The best time to hike the Inca Trail is during the ‘dry’ season, which falls between May and October. It should be noted that weather in this area of Peru can be unpredictable. Landscapes surrounding Machu Picchu go from snow capped mountains to lush jungle, so be prepared for sudden changes in climate. No matter what time of year you visit, bring a waterproof jacket and proper hiking gear.
Keep in mind that the Inca Trail is closed during the month of February for maintenance. We also recommend this scenic trekking route.
Without a doubt, the most popular time to visit Machu Picchu is between June and August. Tourists from the northern hemisphere take advantage of their summer vacations and head south to cross off a bucket-list item. The number of visitors to the UNESCO World Heritage site is capped at 2,500 per day. The difference between peak and low tourism seasons is truly felt when visiting Aguas Calientes, surrounding Sacred Valley towns and Cusco city.
The so-called wet season in Machu Picchu is commonly thought of as November to April and also marks the low season in tourism. During these months the Valley is strikingly lush with verdant hills and blooming flowers. To avoid a downpour (of rain and tourists), select dates on the periphery of the wet season, either November or April.
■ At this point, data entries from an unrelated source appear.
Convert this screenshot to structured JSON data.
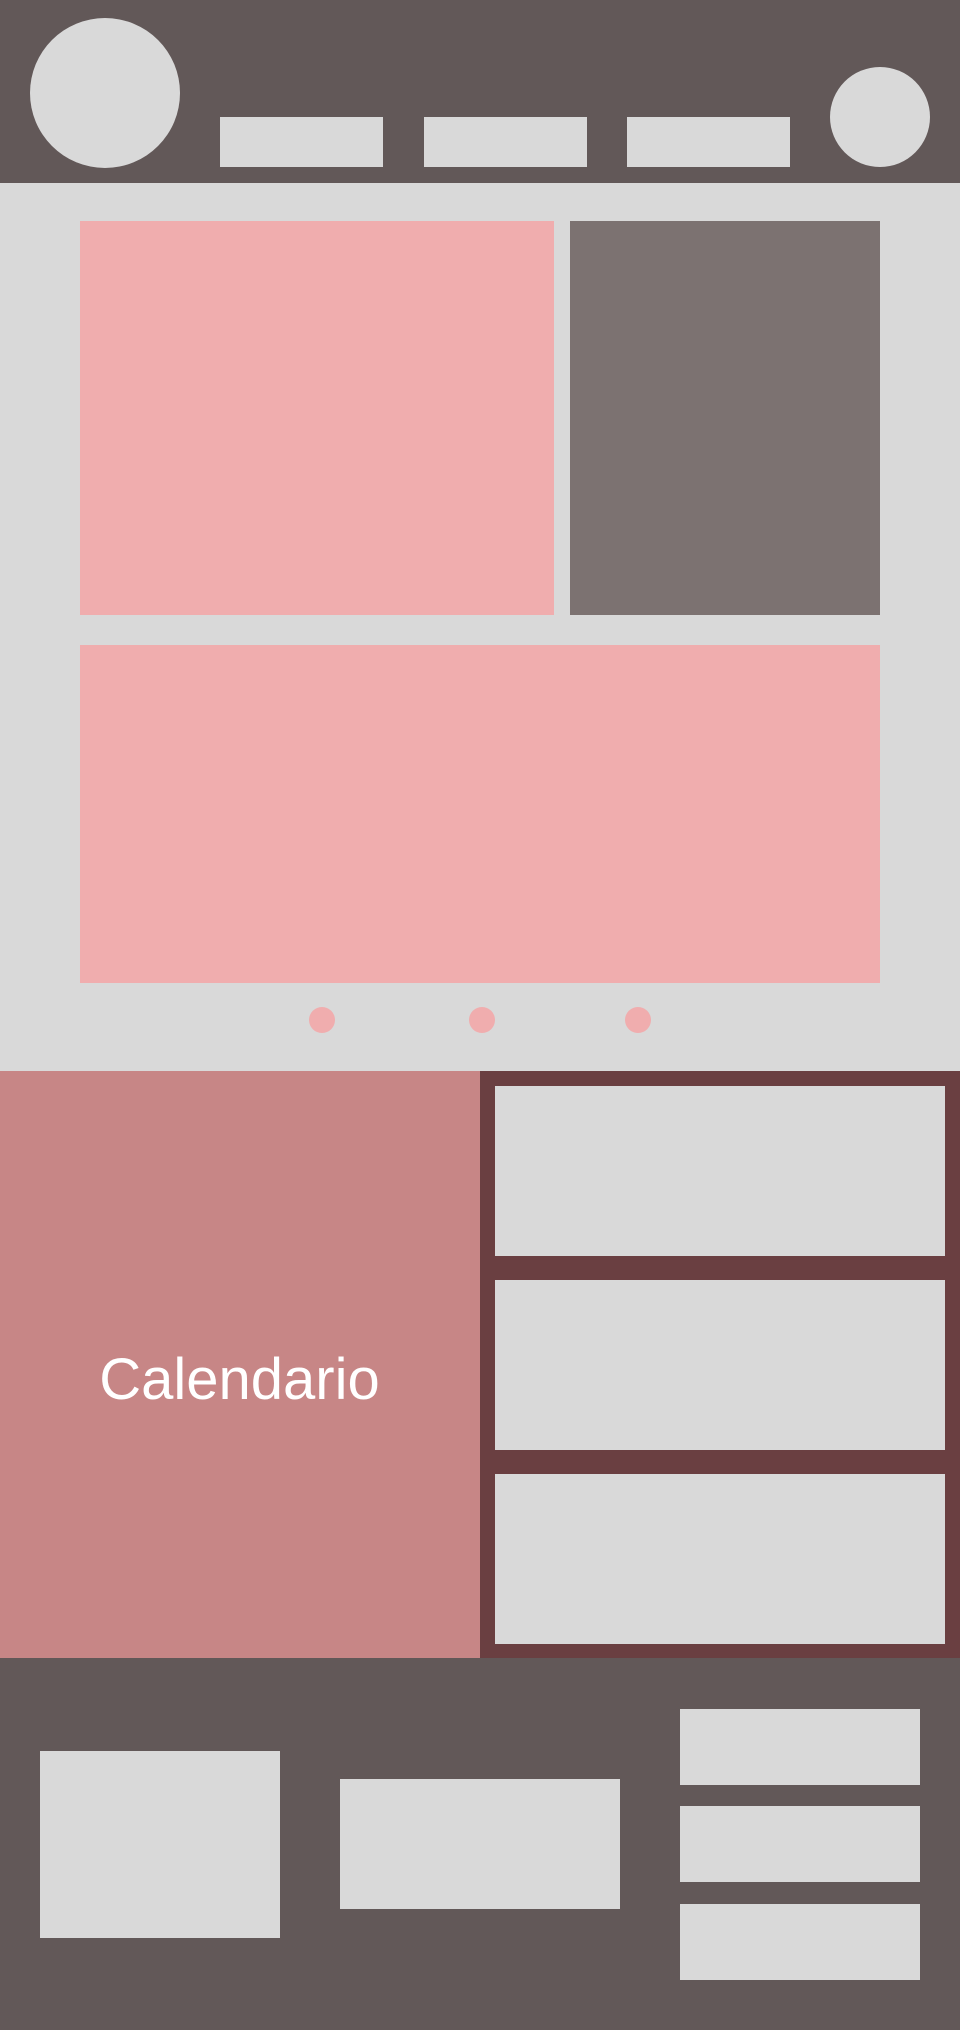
{
  "calendar": {
    "label": "Calendario"
  },
  "colors": {
    "header_bg": "#625858",
    "page_bg": "#d9d9d9",
    "placeholder": "#d9d9d9",
    "accent_pink": "#f0adae",
    "gallery_side": "#7c7271",
    "calendar_bg": "#c78686",
    "events_bg": "#6a3f41",
    "calendar_text": "#ffffff"
  }
}
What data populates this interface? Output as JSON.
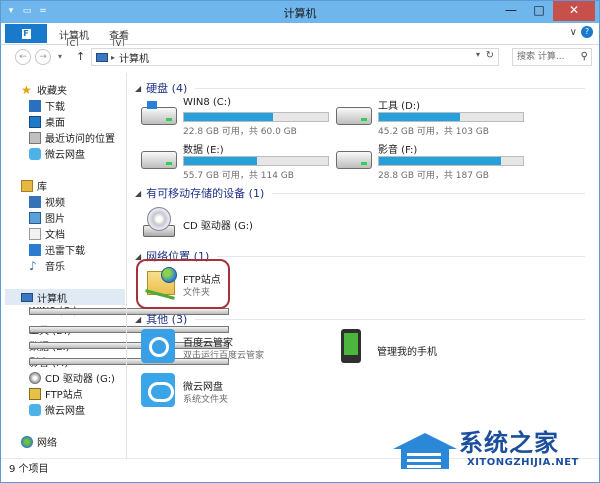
{
  "window": {
    "title": "计算机",
    "qat": [
      "▾",
      "▭",
      "="
    ],
    "controls": {
      "minimize": "—",
      "maximize": "□",
      "close": "✕"
    }
  },
  "ribbon": {
    "file_tab": "F",
    "tabs": [
      {
        "label": "计算机",
        "keytip": "C"
      },
      {
        "label": "查看",
        "keytip": "V"
      }
    ],
    "expand_glyph": "∨",
    "help_glyph": "?"
  },
  "address_bar": {
    "back": "←",
    "forward": "→",
    "history": "▾",
    "up": "↑",
    "path_sep": "▸",
    "path": "计算机",
    "dropdown": "▾",
    "refresh": "↻",
    "search_placeholder": "搜索 计算...",
    "search_icon": "⚲"
  },
  "sidebar": {
    "favorites": {
      "header": "收藏夹",
      "items": [
        "下载",
        "桌面",
        "最近访问的位置",
        "微云网盘"
      ]
    },
    "libraries": {
      "header": "库",
      "items": [
        "视频",
        "图片",
        "文档",
        "迅雷下载",
        "音乐"
      ]
    },
    "computer": {
      "header": "计算机",
      "items": [
        "WIN8 (C:)",
        "工具 (D:)",
        "数据 (E:)",
        "影音 (F:)",
        "CD 驱动器 (G:)",
        "FTP站点",
        "微云网盘"
      ]
    },
    "network": {
      "header": "网络"
    }
  },
  "main": {
    "groups": {
      "hard_disks": "硬盘 (4)",
      "removable": "有可移动存储的设备 (1)",
      "network": "网络位置 (1)",
      "other": "其他 (3)"
    },
    "drives": [
      {
        "name": "WIN8 (C:)",
        "free": "22.8 GB 可用，共 60.0 GB",
        "used_fraction": 0.62
      },
      {
        "name": "工具 (D:)",
        "free": "45.2 GB 可用，共 103 GB",
        "used_fraction": 0.56
      },
      {
        "name": "数据 (E:)",
        "free": "55.7 GB 可用，共 114 GB",
        "used_fraction": 0.51
      },
      {
        "name": "影音 (F:)",
        "free": "28.8 GB 可用，共 187 GB",
        "used_fraction": 0.85
      }
    ],
    "cd": {
      "name": "CD 驱动器 (G:)"
    },
    "ftp": {
      "name": "FTP站点",
      "type": "文件夹"
    },
    "other": [
      {
        "name": "百度云管家",
        "sub": "双击运行百度云管家"
      },
      {
        "name": "管理我的手机",
        "sub": ""
      },
      {
        "name": "微云网盘",
        "sub": "系统文件夹"
      }
    ]
  },
  "statusbar": {
    "count": "9 个项目"
  },
  "watermark": {
    "title": "系统之家",
    "url": "XITONGZHIJIA.NET"
  }
}
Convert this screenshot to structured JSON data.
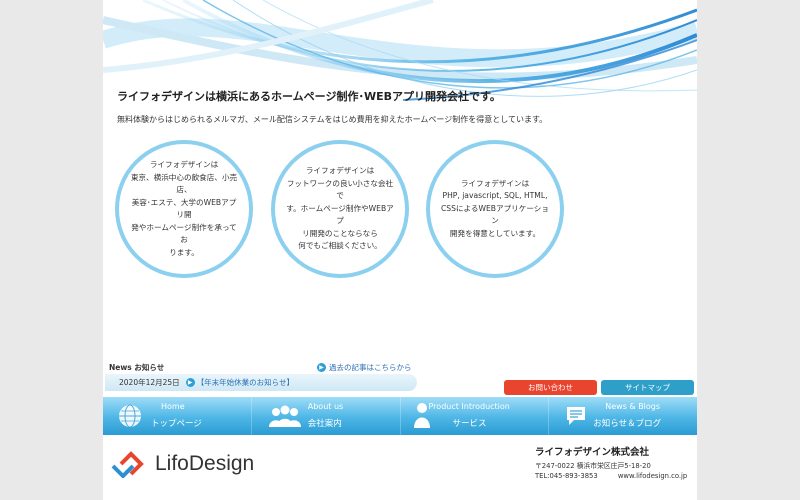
{
  "hero": {
    "headline": "ライフォデザインは横浜にあるホームページ制作･WEBアプリ開発会社です。",
    "subline": "無料体験からはじめられるメルマガ、メール配信システムをはじめ費用を抑えたホームページ制作を得意としています。"
  },
  "circles": [
    {
      "text": "ライフォデザインは\n東京、横浜中心の飲食店、小売店、\n美容･エステ、大学のWEBアプリ開\n発やホームページ制作を承ってお\nります。"
    },
    {
      "text": "ライフォデザインは\nフットワークの良い小さな会社で\nす。ホームページ制作やWEBアプ\nリ開発のことならなら\n何でもご相談ください。"
    },
    {
      "text": "ライフォデザインは\nPHP, javascript, SQL, HTML,\nCSSによるWEBアプリケーション\n開発を得意としています。"
    }
  ],
  "news": {
    "label": "News お知らせ",
    "more": "過去の記事はこちらから",
    "date": "2020年12月25日",
    "title": "【年末年始休業のお知らせ】"
  },
  "buttons": {
    "contact": "お問い合わせ",
    "sitemap": "サイトマップ"
  },
  "nav": [
    {
      "en": "Home",
      "ja": "トップページ",
      "icon": "globe-icon"
    },
    {
      "en": "About us",
      "ja": "会社案内",
      "icon": "people-icon"
    },
    {
      "en": "Product Introduction",
      "ja": "サービス",
      "icon": "person-icon"
    },
    {
      "en": "News & Blogs",
      "ja": "お知らせ＆ブログ",
      "icon": "chat-icon"
    }
  ],
  "footer": {
    "logo": "LifoDesign",
    "company": "ライフォデザイン株式会社",
    "address": "〒247-0022 横浜市栄区庄戸5-18-20",
    "tel": "TEL:045-893-3853",
    "url": "www.lifodesign.co.jp"
  },
  "colors": {
    "accent": "#2d9fc8",
    "contact_button": "#e8442e",
    "circle_border": "#8cd0ef"
  }
}
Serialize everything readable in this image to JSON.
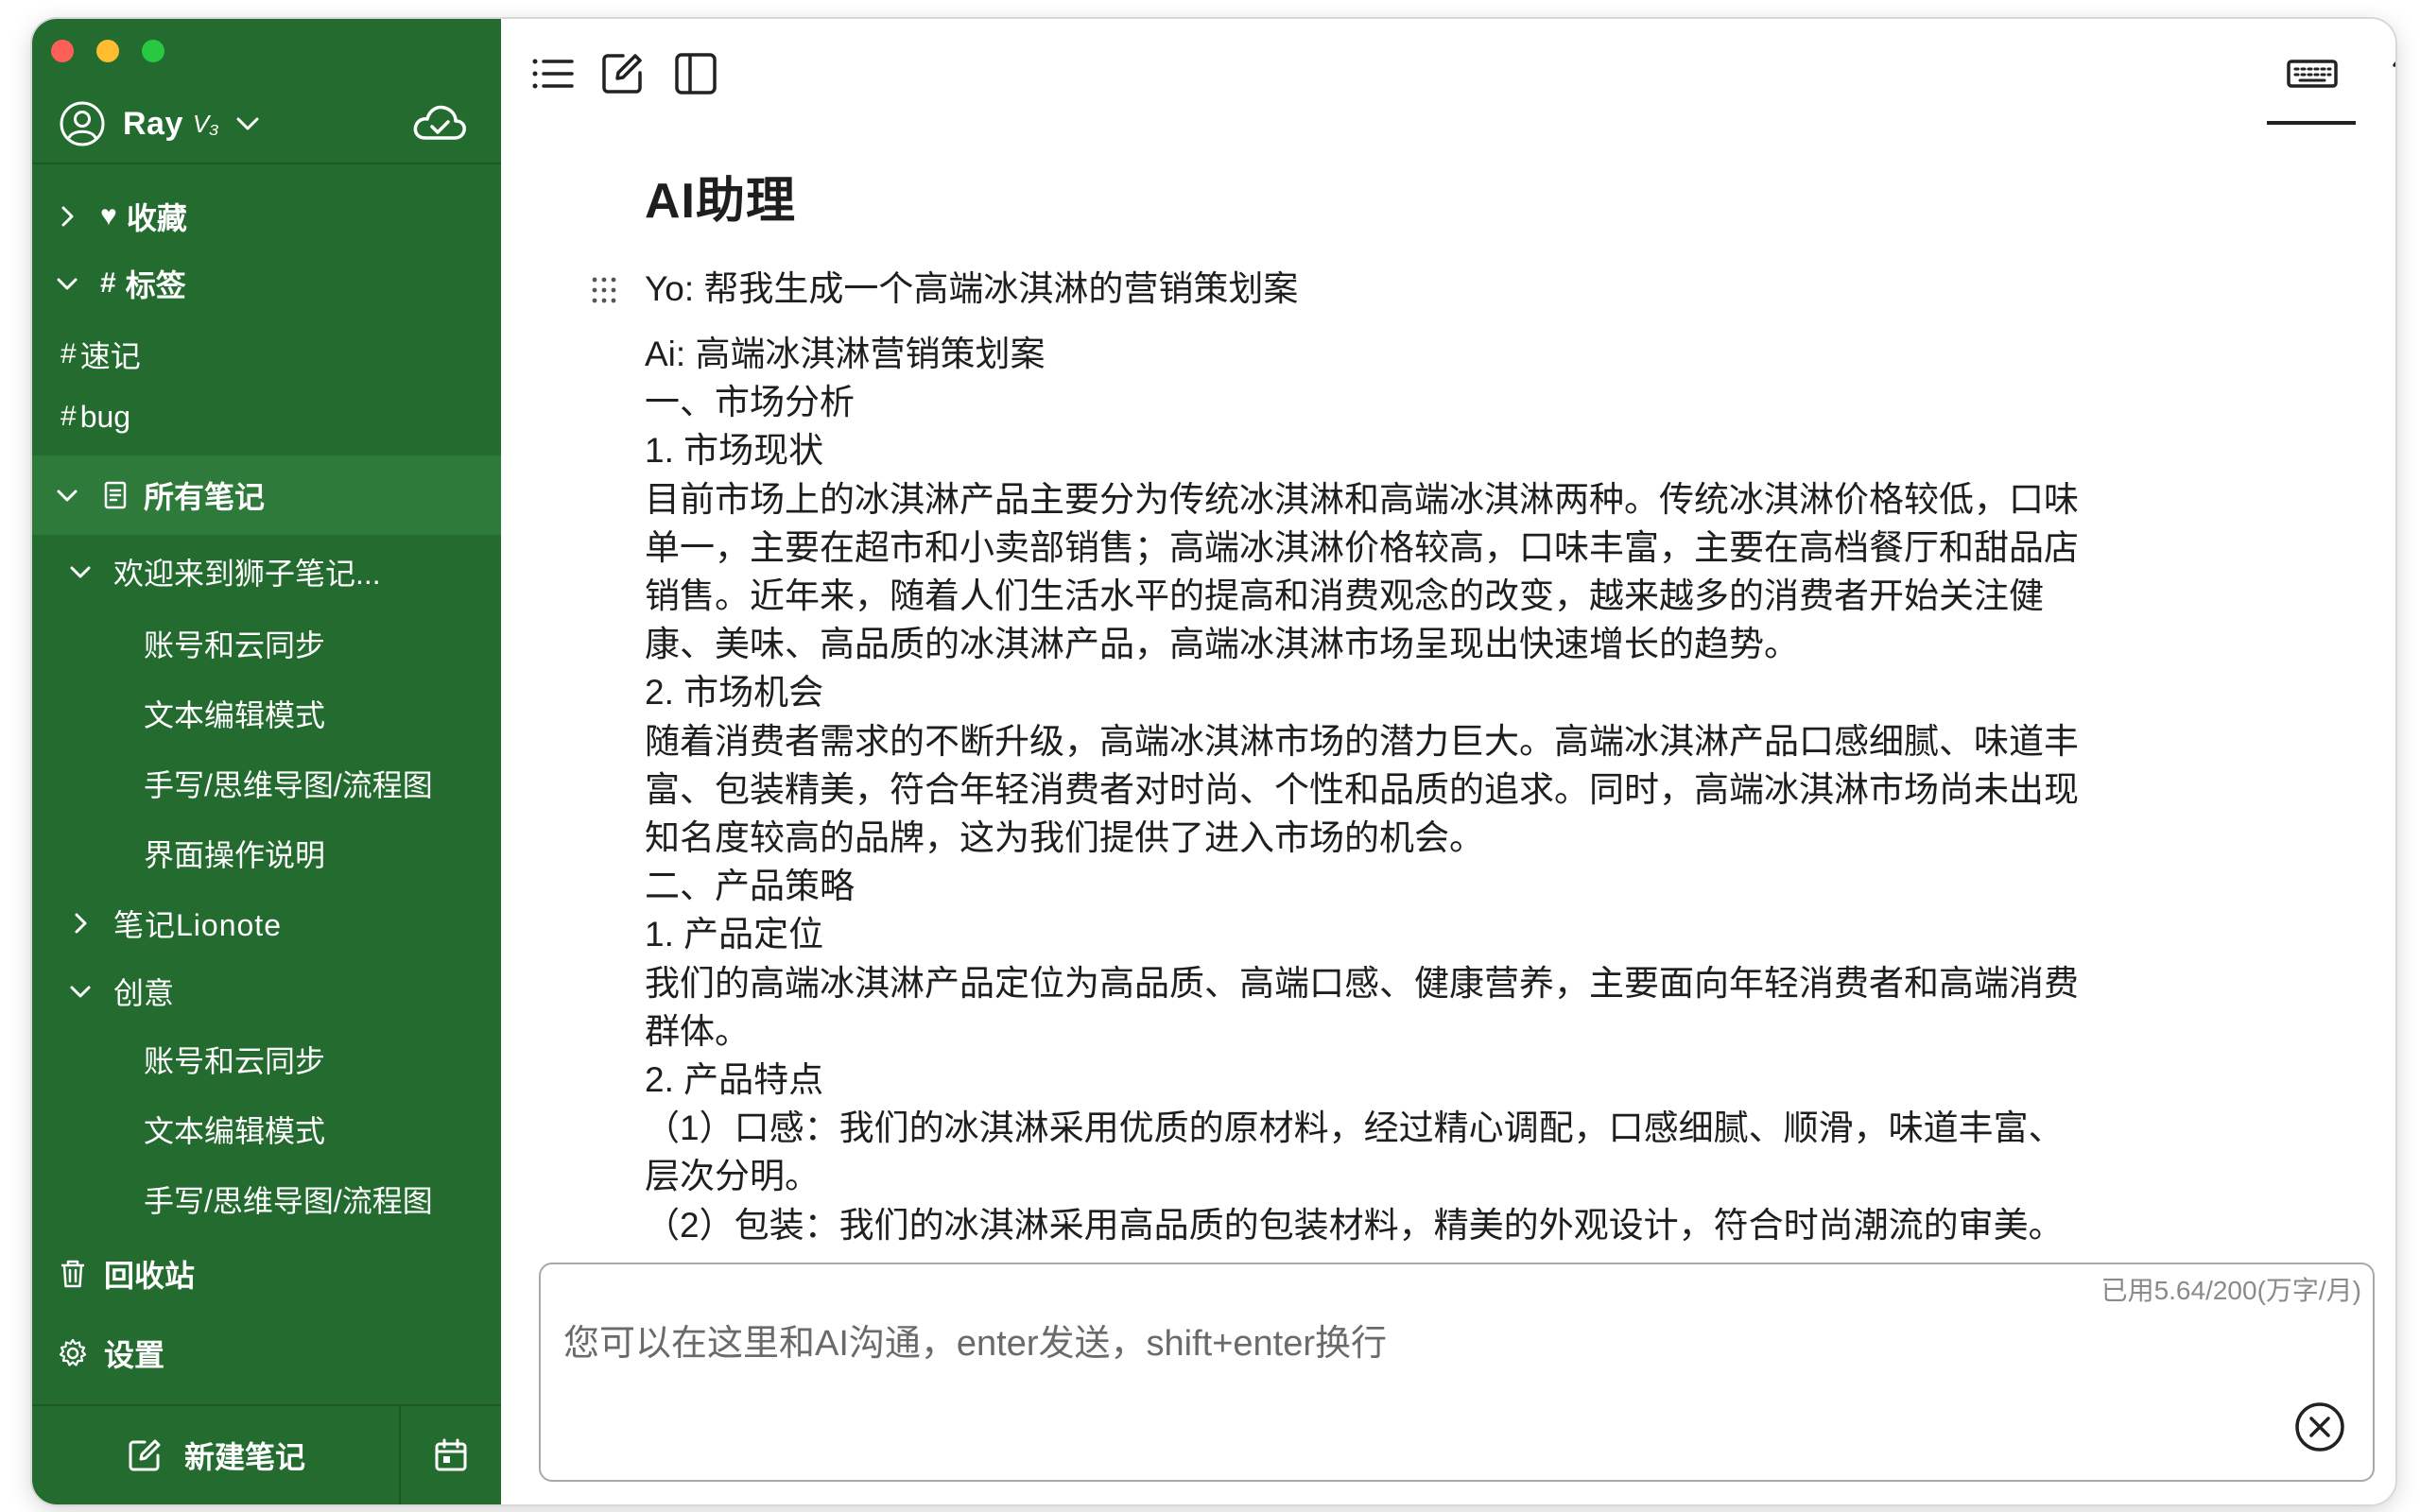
{
  "sidebar": {
    "user": {
      "name": "Ray",
      "badge": "V₃"
    },
    "items": [
      {
        "label": "收藏",
        "glyph": "♥",
        "expanded": false
      },
      {
        "label": "标签",
        "glyph": "#",
        "expanded": true
      },
      {
        "label": "速记",
        "glyph": "#"
      },
      {
        "label": "bug",
        "glyph": "#"
      },
      {
        "label": "所有笔记",
        "expanded": true,
        "active": true
      },
      {
        "label": "欢迎来到狮子笔记...",
        "expanded": true
      },
      {
        "label": "账号和云同步"
      },
      {
        "label": "文本编辑模式"
      },
      {
        "label": "手写/思维导图/流程图"
      },
      {
        "label": "界面操作说明"
      },
      {
        "label": "笔记Lionote",
        "expanded": false
      },
      {
        "label": "创意",
        "expanded": true
      },
      {
        "label": "账号和云同步"
      },
      {
        "label": "文本编辑模式"
      },
      {
        "label": "手写/思维导图/流程图"
      },
      {
        "label": "回收站"
      },
      {
        "label": "设置"
      }
    ],
    "new_note_label": "新建笔记"
  },
  "toolbar": {
    "left_icons": [
      "outline-list-icon",
      "edit-icon",
      "split-panel-icon"
    ],
    "right_icons": [
      "keyboard-icon",
      "handwriting-icon",
      "mindmap-icon",
      "flowchart-icon",
      "table-icon",
      "favorite-heart-icon",
      "more-dots-icon"
    ],
    "active": "keyboard-icon"
  },
  "document": {
    "title": "AI助理",
    "question": "Yo: 帮我生成一个高端冰淇淋的营销策划案",
    "lines": [
      "Ai: 高端冰淇淋营销策划案",
      "一、市场分析",
      "1. 市场现状",
      "目前市场上的冰淇淋产品主要分为传统冰淇淋和高端冰淇淋两种。传统冰淇淋价格较低，口味",
      "单一，主要在超市和小卖部销售；高端冰淇淋价格较高，口味丰富，主要在高档餐厅和甜品店",
      "销售。近年来，随着人们生活水平的提高和消费观念的改变，越来越多的消费者开始关注健",
      "康、美味、高品质的冰淇淋产品，高端冰淇淋市场呈现出快速增长的趋势。",
      "2. 市场机会",
      "随着消费者需求的不断升级，高端冰淇淋市场的潜力巨大。高端冰淇淋产品口感细腻、味道丰",
      "富、包装精美，符合年轻消费者对时尚、个性和品质的追求。同时，高端冰淇淋市场尚未出现",
      "知名度较高的品牌，这为我们提供了进入市场的机会。",
      "二、产品策略",
      "1. 产品定位",
      "我们的高端冰淇淋产品定位为高品质、高端口感、健康营养，主要面向年轻消费者和高端消费",
      "群体。",
      "2. 产品特点",
      "（1）口感：我们的冰淇淋采用优质的原材料，经过精心调配，口感细腻、顺滑，味道丰富、",
      "层次分明。",
      "（2）包装：我们的冰淇淋采用高品质的包装材料，精美的外观设计，符合时尚潮流的审美。"
    ]
  },
  "chat": {
    "usage": "已用5.64/200(万字/月)",
    "placeholder": "您可以在这里和AI沟通，enter发送，shift+enter换行"
  }
}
Even if you’re not traveling on a backpacker’s budget, we all like to save money while traveling. The low tourism season in the Cusco region lines up with the winter season in the northern hemisphere. Despite the wet climate, Cusco has a lot to offer all year round: from numerous Inca sites, fine dining and exceptional museums.
Take advantage of visiting between the months of November and April and reap the reward of low hotel rates and special offers from restaurants and bars. Sacred Valley towns like Ollantaytambo and Urubamba rely on tourism, so many businesses will be pleased to give you more personalized attention during the low season.
The most striking images of Machu Picchu are often those in which hardly (if any) tourists appear. Curiously enough, the best time of year to snap photos of the citadel is during peak tourism season(June-August). However, the month of September is typically pleasant in terms of weather conditions. It’s also when the rush of tourists begins to taper off.
If it’s not possible to avoid the busy months, then visitors have one more tactic to get that wide open shot: use your entrance ticket to Machu Picchu in the afternoon and stick around until the end of the visiting hours (5:30pm). The majority of tourists choose to go during the morning hours, often to try and catch the sunrise when the gates open at 6am.
The diverse landscapes of Cusco make this region a playground for adrenaline junkies (and their more cautious traveling buddies). Mountain biking, rafting, rock climbing, zip lining and trekking are some of the thrilling activities available in the Sacred Valley. From half-day outings to full-day excursions, there are numerous ways to stay active before or after your visit to Machu Picchu.
Though activities like biking can generally be enjoyed all year round, it is recommended to seek adventure tourism during the dry season, May to October. The terrain is safer to ride on or hike, the water levels not as high and the cliffsides easier to grip.